En dépit de leur provenance de l’extérieur, les cercles de guérison trouvent une partie de leur succès dans leur capacité à actualiser des conceptions fort anciennes sans y faire explicitement référence. L’exemple du guérisseur N. Kingwatsiaq (2003 : 90) à Cape Dorset est ici révélateur. En effet, lorsque ce dernier voit la pertinence de s’inspirer d’une technique de la psychologie occidentale basée sur la visualisation d’images, il ne se doute pas qu’il réactualise une technique de guérison chamanique tout à fait semblable selon laquelle on doit voir l’esprit malin pour l’éliminer. Félix Pisuk, de Rankin Inlet faisait d’ailleurs de cette dimension visuelle un élément crucial du chamanisme :

Si je vais aux offices religieux de l’église évangéliste, anglicane ou catholique, même si je veux vraiment qu’on me fasse voir quelque chose, je ne verrai rien du tout.

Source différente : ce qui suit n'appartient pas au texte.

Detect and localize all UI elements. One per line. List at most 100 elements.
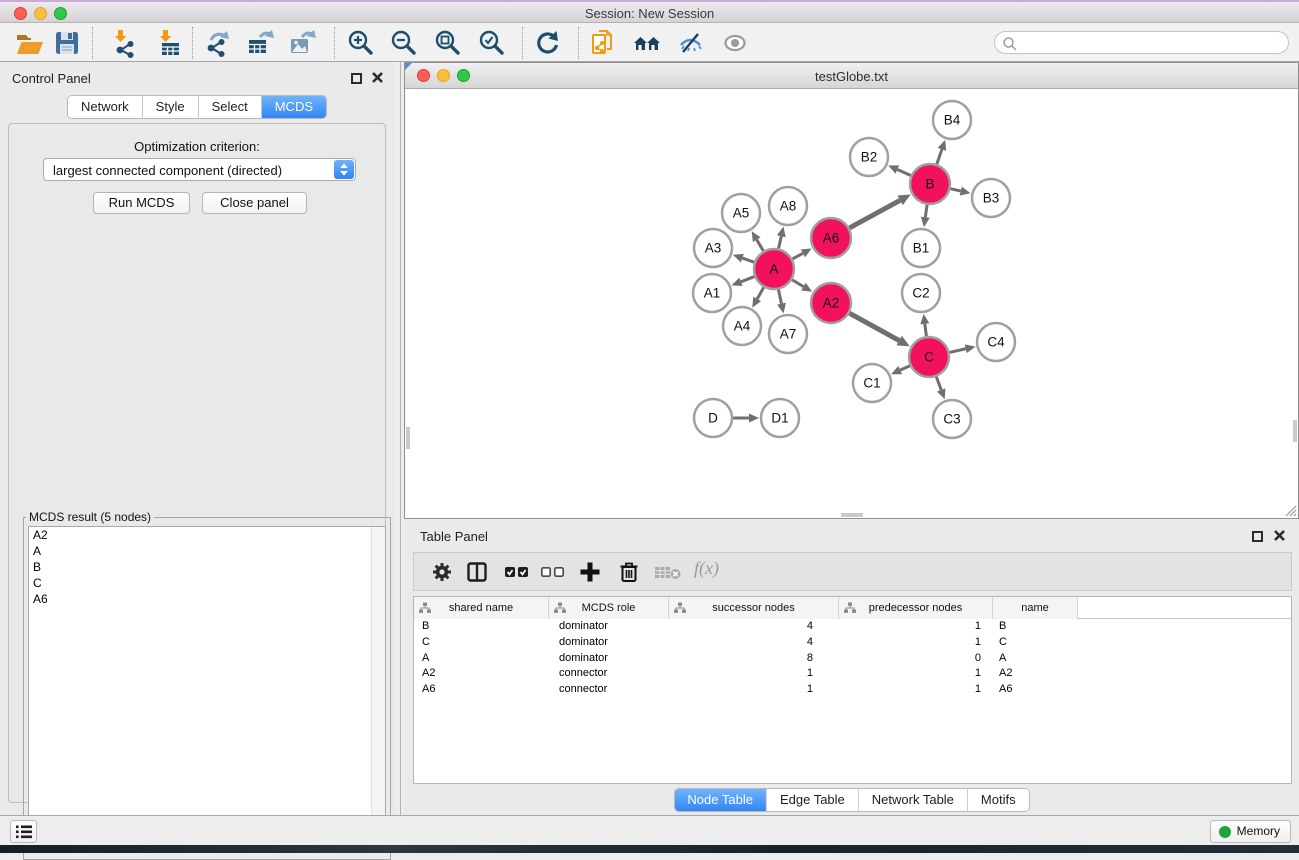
graph-node-C2[interactable]: C2: [902, 274, 940, 312]
graph-node-D1[interactable]: D1: [761, 399, 799, 437]
table-cell[interactable]: A: [993, 651, 1078, 667]
graph-node-A5[interactable]: A5: [722, 194, 760, 232]
table-cell[interactable]: dominator: [549, 619, 669, 635]
delete-table-icon[interactable]: [654, 565, 682, 581]
column-header-name[interactable]: name: [993, 597, 1078, 619]
table-row[interactable]: Bdominator41B: [414, 619, 1291, 635]
graph-node-B2[interactable]: B2: [850, 138, 888, 176]
graph-edge-B-B2[interactable]: [888, 165, 911, 175]
graph-node-D[interactable]: D: [694, 399, 732, 437]
task-history-button[interactable]: [10, 820, 37, 843]
network-graph-canvas[interactable]: AA1A3A4A5A7A8A6A2BB1B2B3B4CC1C2C3C4DD1: [406, 89, 1299, 519]
graph-edge-C-C4[interactable]: [949, 344, 975, 353]
right-scroll-indicator[interactable]: [1293, 420, 1297, 442]
graph-node-C3[interactable]: C3: [933, 400, 971, 438]
list-scrollbar[interactable]: [371, 527, 385, 847]
table-cell[interactable]: 1: [669, 666, 839, 682]
graph-edge-C-C3[interactable]: [936, 377, 945, 400]
function-builder-icon[interactable]: f(x): [694, 558, 719, 579]
table-cell[interactable]: 1: [839, 619, 993, 635]
first-neighbors-icon[interactable]: [632, 28, 662, 58]
table-cell[interactable]: A2: [414, 666, 549, 682]
table-close-icon[interactable]: [1273, 529, 1286, 542]
graph-node-A4[interactable]: A4: [723, 307, 761, 345]
graph-node-B[interactable]: B: [910, 164, 950, 204]
run-mcds-button[interactable]: Run MCDS: [93, 192, 190, 214]
graph-edge-B-B3[interactable]: [950, 187, 970, 196]
refresh-icon[interactable]: [533, 28, 563, 58]
graph-node-A[interactable]: A: [754, 249, 794, 289]
table-cell[interactable]: connector: [549, 666, 669, 682]
graph-edge-C-C2[interactable]: [920, 314, 929, 336]
graph-edge-A-A3[interactable]: [733, 254, 754, 263]
close-panel-icon[interactable]: [371, 71, 384, 84]
tab-network[interactable]: Network: [68, 96, 143, 118]
select-all-icon[interactable]: [504, 561, 530, 583]
graph-edge-A-A2[interactable]: [792, 280, 812, 292]
table-cell[interactable]: dominator: [549, 651, 669, 667]
table-cell[interactable]: C: [414, 635, 549, 651]
show-all-icon[interactable]: [720, 28, 750, 58]
table-row[interactable]: A2connector11A2: [414, 666, 1291, 682]
tab-edge-table[interactable]: Edge Table: [767, 789, 859, 811]
float-panel-icon[interactable]: [351, 73, 362, 84]
graph-edge-D-D1[interactable]: [733, 414, 759, 423]
table-cell[interactable]: 1: [669, 682, 839, 698]
mcds-result-item[interactable]: B: [29, 559, 385, 575]
graph-edge-B-B4[interactable]: [937, 140, 946, 164]
graph-edge-A-A7[interactable]: [777, 290, 786, 314]
tab-mcds[interactable]: MCDS: [262, 96, 326, 118]
zoom-fit-icon[interactable]: [433, 28, 463, 58]
graph-node-A2[interactable]: A2: [811, 283, 851, 323]
mcds-result-item[interactable]: C: [29, 575, 385, 591]
graph-edge-B-B1[interactable]: [921, 205, 930, 227]
tab-style[interactable]: Style: [143, 96, 199, 118]
table-cell[interactable]: 4: [669, 635, 839, 651]
table-cell[interactable]: 0: [839, 651, 993, 667]
graph-edge-A-A4[interactable]: [752, 287, 763, 307]
table-cell[interactable]: 8: [669, 651, 839, 667]
memory-button[interactable]: Memory: [1210, 820, 1291, 843]
delete-column-icon[interactable]: [618, 561, 640, 583]
graph-edge-A-A6[interactable]: [792, 249, 811, 259]
save-session-icon[interactable]: [52, 28, 82, 58]
graph-edge-C-C1[interactable]: [891, 366, 910, 375]
tab-network-table[interactable]: Network Table: [859, 789, 968, 811]
tab-select[interactable]: Select: [199, 96, 262, 118]
bottom-scroll-indicator[interactable]: [841, 513, 863, 517]
zoom-in-icon[interactable]: [346, 28, 376, 58]
search-input[interactable]: [1021, 34, 1281, 51]
graph-edge-A2-C[interactable]: [849, 313, 909, 346]
network-from-selection-icon[interactable]: [588, 28, 618, 58]
column-header-shared-name[interactable]: shared name: [414, 597, 549, 619]
column-header-successor-nodes[interactable]: successor nodes: [669, 597, 839, 619]
criterion-dropdown[interactable]: largest connected component (directed): [43, 158, 356, 181]
hide-selected-icon[interactable]: [676, 28, 706, 58]
graph-node-B3[interactable]: B3: [972, 179, 1010, 217]
table-cell[interactable]: 1: [839, 666, 993, 682]
gear-icon[interactable]: [431, 561, 453, 583]
tab-node-table[interactable]: Node Table: [674, 789, 767, 811]
table-cell[interactable]: A: [414, 651, 549, 667]
graph-node-A1[interactable]: A1: [693, 274, 731, 312]
mcds-result-item[interactable]: A2: [29, 527, 385, 543]
graph-node-A7[interactable]: A7: [769, 315, 807, 353]
tab-motifs[interactable]: Motifs: [968, 789, 1029, 811]
table-cell[interactable]: 1: [839, 635, 993, 651]
table-cell[interactable]: A2: [993, 666, 1078, 682]
zoom-selected-icon[interactable]: [477, 28, 507, 58]
table-cell[interactable]: 4: [669, 619, 839, 635]
add-column-icon[interactable]: [579, 561, 601, 583]
close-panel-button[interactable]: Close panel: [202, 192, 307, 214]
export-network-icon[interactable]: [203, 28, 233, 58]
graph-node-C[interactable]: C: [909, 337, 949, 377]
table-row[interactable]: Cdominator41C: [414, 635, 1291, 651]
graph-node-A8[interactable]: A8: [769, 187, 807, 225]
table-float-icon[interactable]: [1252, 531, 1263, 542]
import-table-icon[interactable]: [152, 28, 182, 58]
mcds-result-list[interactable]: A2ABCA6: [28, 526, 386, 848]
table-cell[interactable]: dominator: [549, 635, 669, 651]
table-row[interactable]: A6connector11A6: [414, 682, 1291, 698]
table-cell[interactable]: A6: [993, 682, 1078, 698]
table-cell[interactable]: 1: [839, 682, 993, 698]
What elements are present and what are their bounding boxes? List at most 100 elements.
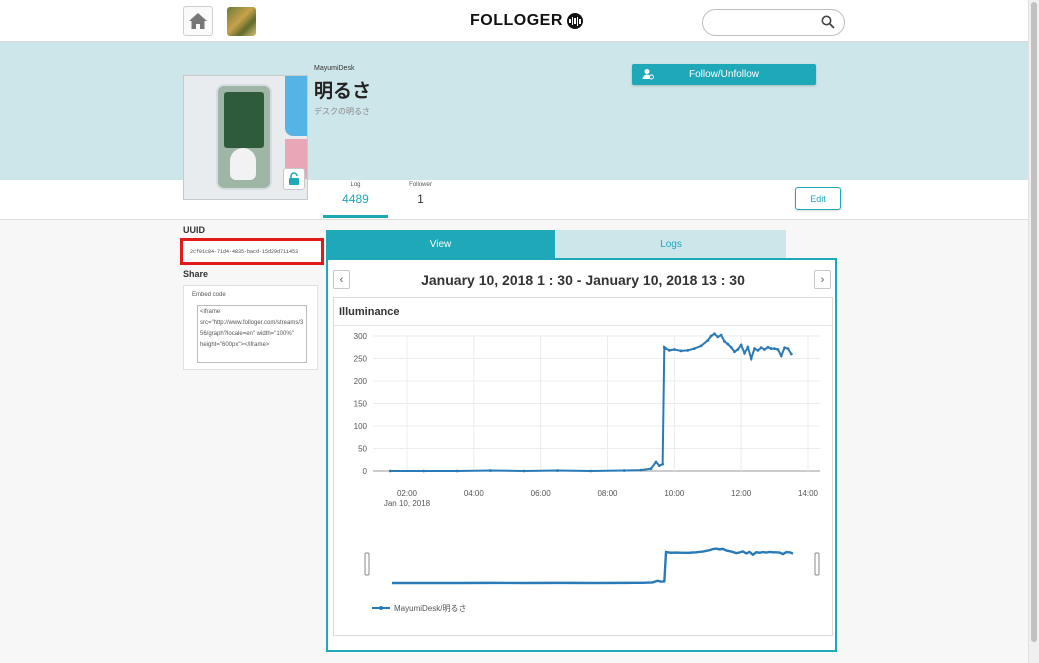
legend-label[interactable]: MayumiDesk/明るさ: [394, 604, 466, 613]
folloger-logo[interactable]: FOLLOGER: [470, 10, 583, 32]
follower-count: 1: [417, 192, 424, 206]
series-point: [779, 354, 783, 358]
search-box: [702, 9, 845, 36]
series-point: [699, 344, 703, 348]
y-tick-label: 150: [354, 400, 368, 409]
x-sublabel: Jan 10, 2018: [384, 499, 431, 508]
series-point: [716, 335, 720, 339]
navigator-line: [392, 547, 794, 585]
page-title: 明るさ: [314, 81, 372, 102]
series-point: [723, 340, 726, 343]
series-point: [422, 469, 426, 473]
follow-user-icon: [642, 69, 654, 80]
series-point: [733, 350, 736, 354]
series-point: [753, 347, 756, 350]
date-range: January 10, 2018 1 : 30 - January 10, 20…: [421, 272, 745, 288]
home-button[interactable]: [183, 6, 213, 36]
series-point: [667, 349, 671, 352]
user-avatar[interactable]: [227, 7, 256, 36]
series-point: [622, 469, 626, 472]
previous-range-button[interactable]: ‹: [333, 270, 350, 289]
view-panel: ‹ January 10, 2018 1 : 30 - January 10, …: [326, 258, 837, 652]
search-icon[interactable]: [821, 15, 835, 29]
logo-text: FOLLOGER: [470, 12, 563, 29]
series-point: [776, 348, 780, 351]
series-point: [657, 464, 661, 467]
y-tick-label: 50: [358, 445, 367, 454]
x-tick-label: 06:00: [531, 489, 552, 498]
chevron-left-icon: ‹: [339, 273, 344, 286]
series-point: [786, 347, 790, 350]
series-point: [664, 347, 668, 350]
logo-icon: [566, 13, 583, 29]
series-point: [639, 468, 643, 472]
edit-button[interactable]: Edit: [795, 187, 841, 210]
chart-container: Illuminance 0 50 100 150 200 250 300 02:00 04:00…: [333, 297, 833, 636]
image-detail: [285, 76, 307, 136]
series-point: [455, 469, 459, 473]
y-tick-label: 100: [354, 422, 368, 431]
x-tick-label: 14:00: [798, 489, 819, 498]
series-point: [739, 343, 743, 347]
image-detail: [230, 148, 256, 180]
series-point: [759, 346, 763, 350]
y-tick-label: 0: [363, 467, 368, 476]
uuid-value[interactable]: 2cf01c84-71d4-4835-bacd-15d29d711453: [180, 238, 324, 265]
series-point: [692, 347, 696, 350]
embed-label: Embed code: [192, 292, 226, 298]
series-point: [749, 357, 753, 360]
series-point: [589, 469, 593, 473]
embed-code-field[interactable]: [197, 305, 307, 363]
series-point: [746, 345, 750, 349]
series-point: [388, 469, 392, 473]
top-bar: FOLLOGER: [0, 0, 1028, 42]
x-tick-label: 10:00: [664, 489, 685, 498]
series-point: [672, 348, 676, 351]
x-tick-label: 12:00: [731, 489, 752, 498]
series-point: [763, 348, 766, 351]
stream-description: デスクの明るさ: [314, 107, 370, 116]
series-point: [679, 349, 683, 353]
unlock-icon[interactable]: [283, 168, 305, 190]
y-tick-label: 300: [354, 332, 368, 341]
tab-logs[interactable]: Logs: [556, 230, 786, 258]
illuminance-chart[interactable]: 0 50 100 150 200 250 300 02:00 04:00 06:00 08:00 10…: [334, 298, 832, 635]
image-detail: [224, 92, 264, 148]
series-point: [729, 345, 733, 349]
series-point: [489, 469, 492, 472]
home-icon: [189, 13, 207, 29]
series-point: [713, 332, 716, 336]
embed-panel: Embed code: [183, 285, 318, 370]
search-input[interactable]: [713, 10, 823, 35]
y-tick-label: 200: [354, 377, 368, 386]
log-count: 4489: [342, 192, 369, 206]
y-tick-label: 250: [354, 355, 368, 364]
x-tick-label: 02:00: [397, 489, 418, 498]
next-range-button[interactable]: ›: [814, 270, 831, 289]
scrollbar-thumb[interactable]: [1031, 2, 1037, 642]
uuid-label: UUID: [183, 225, 205, 235]
navigator-left-handle: [364, 552, 370, 576]
series-point: [783, 346, 787, 350]
series-point: [661, 462, 665, 466]
follow-unfollow-label: Follow/Unfollow: [688, 69, 760, 80]
log-label: Log: [350, 182, 361, 188]
series-point: [743, 351, 746, 355]
owner-name[interactable]: MayumiDesk: [314, 65, 354, 72]
page-scrollbar[interactable]: [1028, 0, 1039, 663]
follower-label: Follower: [409, 182, 432, 188]
series-point: [726, 342, 730, 346]
series-line: [390, 332, 793, 473]
share-label: Share: [183, 269, 209, 279]
tab-follower-count[interactable]: Follower 1: [393, 180, 448, 206]
follow-unfollow-button[interactable]: Follow/Unfollow: [632, 64, 816, 85]
navigator-right-handle: [814, 552, 820, 576]
tab-view[interactable]: View: [326, 230, 555, 258]
series-point: [555, 469, 559, 472]
series-point: [522, 469, 526, 473]
tab-log-count[interactable]: Log 4489: [323, 180, 388, 218]
series-point: [709, 334, 713, 338]
series-point: [649, 467, 653, 471]
series-point: [706, 339, 710, 342]
series-point: [773, 347, 776, 350]
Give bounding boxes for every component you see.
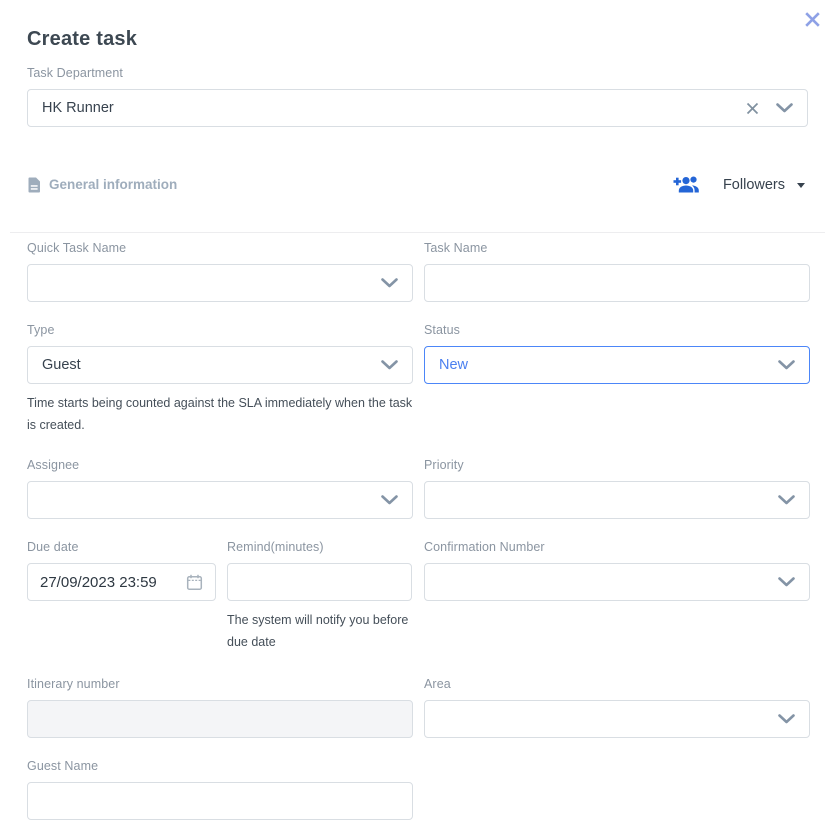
create-task-dialog: Create task Task Department HK Runner — [0, 0, 835, 821]
task-name-group: Task Name — [424, 241, 810, 302]
chevron-down-icon — [778, 360, 795, 370]
task-department-value: HK Runner — [42, 100, 114, 116]
chevron-down-icon — [778, 714, 795, 724]
itinerary-number-group: Itinerary number — [27, 677, 413, 738]
priority-group: Priority — [424, 458, 810, 519]
area-select[interactable] — [424, 700, 810, 738]
type-group: Type Guest Time starts being counted aga… — [27, 323, 413, 436]
due-remind-cluster: Due date 27/09/2023 23:59 — [27, 540, 413, 653]
due-date-group: Due date 27/09/2023 23:59 — [27, 540, 216, 653]
area-label: Area — [424, 677, 810, 691]
itinerary-number-input — [27, 700, 413, 738]
remind-label: Remind(minutes) — [227, 540, 412, 554]
type-label: Type — [27, 323, 413, 337]
task-name-label: Task Name — [424, 241, 810, 255]
caret-down-icon — [797, 183, 805, 188]
itinerary-number-label: Itinerary number — [27, 677, 413, 691]
chevron-down-icon — [778, 577, 795, 587]
due-date-label: Due date — [27, 540, 216, 554]
followers-label: Followers — [723, 177, 785, 193]
remind-helper-text: The system will notify you before due da… — [227, 609, 412, 653]
clear-icon[interactable] — [746, 102, 759, 115]
assignee-select[interactable] — [27, 481, 413, 519]
section-title-label: General information — [49, 177, 177, 192]
guest-name-label: Guest Name — [27, 759, 413, 773]
guest-name-input[interactable] — [27, 782, 413, 820]
quick-task-name-group: Quick Task Name — [27, 241, 413, 302]
type-select[interactable]: Guest — [27, 346, 413, 384]
task-department-select[interactable]: HK Runner — [27, 89, 808, 127]
confirmation-number-select[interactable] — [424, 563, 810, 601]
chevron-down-icon — [778, 495, 795, 505]
task-department-label: Task Department — [27, 66, 808, 80]
assignee-group: Assignee — [27, 458, 413, 519]
document-icon — [27, 177, 41, 193]
chevron-down-icon — [776, 103, 793, 113]
close-icon[interactable] — [802, 9, 822, 29]
general-information-header: General information — [27, 177, 177, 193]
type-helper-text: Time starts being counted against the SL… — [27, 392, 413, 436]
followers-control[interactable]: Followers — [673, 175, 805, 194]
area-group: Area — [424, 677, 810, 738]
quick-task-name-label: Quick Task Name — [27, 241, 413, 255]
chevron-down-icon — [381, 495, 398, 505]
assignee-label: Assignee — [27, 458, 413, 472]
remind-group: Remind(minutes) The system will notify y… — [227, 540, 412, 653]
due-date-input[interactable]: 27/09/2023 23:59 — [27, 563, 216, 601]
priority-select[interactable] — [424, 481, 810, 519]
page-title: Create task — [27, 28, 808, 51]
status-label: Status — [424, 323, 810, 337]
quick-task-name-select[interactable] — [27, 264, 413, 302]
add-followers-icon[interactable] — [673, 175, 701, 194]
confirmation-number-label: Confirmation Number — [424, 540, 810, 554]
guest-name-group: Guest Name — [27, 759, 413, 820]
status-select[interactable]: New — [424, 346, 810, 384]
task-name-input[interactable] — [424, 264, 810, 302]
confirmation-number-group: Confirmation Number — [424, 540, 810, 601]
status-group: Status New — [424, 323, 810, 384]
chevron-down-icon — [381, 278, 398, 288]
priority-label: Priority — [424, 458, 810, 472]
calendar-icon[interactable] — [186, 574, 203, 591]
remind-input[interactable] — [227, 563, 412, 601]
chevron-down-icon — [381, 360, 398, 370]
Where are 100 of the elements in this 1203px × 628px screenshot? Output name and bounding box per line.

Or, je pouvais fort bien voir le tuurngaq (l’esprit auxiliaire) de Qimuksiraaq [un chamane]. Cet esprit avait la forme d’un lièvre. Qimuksiraaq allait le chercher dehors et, après qu’un bruit s’était fait entendre, comme lorsqu’on marche sur le sol, il l’apportait dans ses bras à l’intérieur. Il était bien vivant... De nos jours, lorsque je vais à l’église et que je veux voir quelque chose, je ne vois absolument rien du tout. (Kolb et Law 2001 : 79)

En se montrant réceptifs aux cercles de guérison, les Inuits innovent, ils incorporent de la modernité et du christianisme tout en restant fidèles aux valeurs de leurs ancêtres. Ce faisant, ils définissent ensemble une spiritualité inédite qui présente pourtant un air de famille avec les anciennes traditions. La tradition n’est donc jamais ce qui est strictement reproduit, mais ce qui est continuellement actualisé. Sa fabrique s’opère ici dans le rituel, comme si ce dernier permettait de réaménager les mêmes segments dans un ordre différent, à l’image du kaléidoscope, pour reprendre une métaphore lévi-straussienne. En définitive, cette fabrique montre comment, sur le plan des univers symboliques, la nouveauté ne fait bien souvent que réaménager des éléments plus anciens dans une nouvelle composition.